Nessa perspectiva, compreender a organização cronotópica dentro do texto significa

considerar os efeitos de sentido subjacentes à enunciação. Neste caso, é substancial entender

os cronotopos que se interpenetram, para construir a imagem do sujeito de acordo com o

tempo e o espaço em que este se localiza durante a enunciação. Segundo Bakhtin (1981) o

cronotopo representa uma categoria conteudístico-formal, que tem como princípio condutor o

tempo, já que é por meio desde que o homem se transforma e se (re)significa.

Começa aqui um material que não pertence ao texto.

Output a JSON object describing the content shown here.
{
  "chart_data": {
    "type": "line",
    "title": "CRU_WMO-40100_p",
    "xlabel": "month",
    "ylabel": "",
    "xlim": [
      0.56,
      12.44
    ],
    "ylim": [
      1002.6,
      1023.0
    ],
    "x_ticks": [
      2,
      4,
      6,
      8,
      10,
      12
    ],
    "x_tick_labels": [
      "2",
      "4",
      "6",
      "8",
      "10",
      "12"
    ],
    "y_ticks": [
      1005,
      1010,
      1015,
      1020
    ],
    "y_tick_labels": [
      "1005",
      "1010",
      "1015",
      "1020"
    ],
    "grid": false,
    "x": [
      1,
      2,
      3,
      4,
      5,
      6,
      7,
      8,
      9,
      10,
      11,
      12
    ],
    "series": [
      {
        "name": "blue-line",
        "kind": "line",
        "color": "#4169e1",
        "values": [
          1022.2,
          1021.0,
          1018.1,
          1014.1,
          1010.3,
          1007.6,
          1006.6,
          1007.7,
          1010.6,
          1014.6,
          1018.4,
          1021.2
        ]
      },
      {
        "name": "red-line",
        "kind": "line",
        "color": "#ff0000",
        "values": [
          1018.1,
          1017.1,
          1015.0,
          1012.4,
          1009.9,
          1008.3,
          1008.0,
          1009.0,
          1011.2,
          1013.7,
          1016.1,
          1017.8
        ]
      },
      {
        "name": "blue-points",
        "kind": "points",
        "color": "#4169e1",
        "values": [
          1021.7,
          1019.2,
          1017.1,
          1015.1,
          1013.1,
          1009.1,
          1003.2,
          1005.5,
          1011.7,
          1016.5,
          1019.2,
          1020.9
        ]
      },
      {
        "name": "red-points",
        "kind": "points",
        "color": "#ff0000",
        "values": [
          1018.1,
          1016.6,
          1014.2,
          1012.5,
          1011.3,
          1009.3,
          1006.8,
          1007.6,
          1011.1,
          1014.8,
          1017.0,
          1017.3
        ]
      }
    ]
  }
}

É através da

evolução dos cronotopos que é possível localizar o homem vivendo em um determinado

tempo e em um dado espaço, em constante processo de constituição, uma vez que o tempo

interioriza-se no sujeito modificando sua existência.

Foi considerando a teoria da relatividade desenvolvida por Einstein, que Bakhtin

(1998) discorreu sobre os cronotopos que se cruzam dentro do espaço literário, resignificando

os conceitos da física. Destarte, Bakhtin (1998) define o espaço como sendo a quarta

dimensão do tempo. No cronotopo bakhtiniano, o tempo condensa-se, comprime-se, torna-se

artisticamente visível e o espaço realiza uma oscilação de reentrância no movimento do

tempo. Este por sua vez torna-se identificável no espaço que se reveste de sentido ao ser

medido com o tempo. Constata-se que é por meio da assimilação do tempo, do sujeito

histórico, que se situa em um RF, e do espaço que se desvelam os acontecimentos do texto,

representados por meio da imagem narrativa. É através dos fenômenos espaciais sensíveis ao

movimento na sua transformação, considerando a realidade temporal, que se é possível

transcender a história. Nesse sentido, Bakhtin figurativizou a significância do cronotopo,

acoplando a este um caráter concreto em que a imagem do homem em um tempo e em um

espaço condensa-se e concretiza-se por meio desses índices.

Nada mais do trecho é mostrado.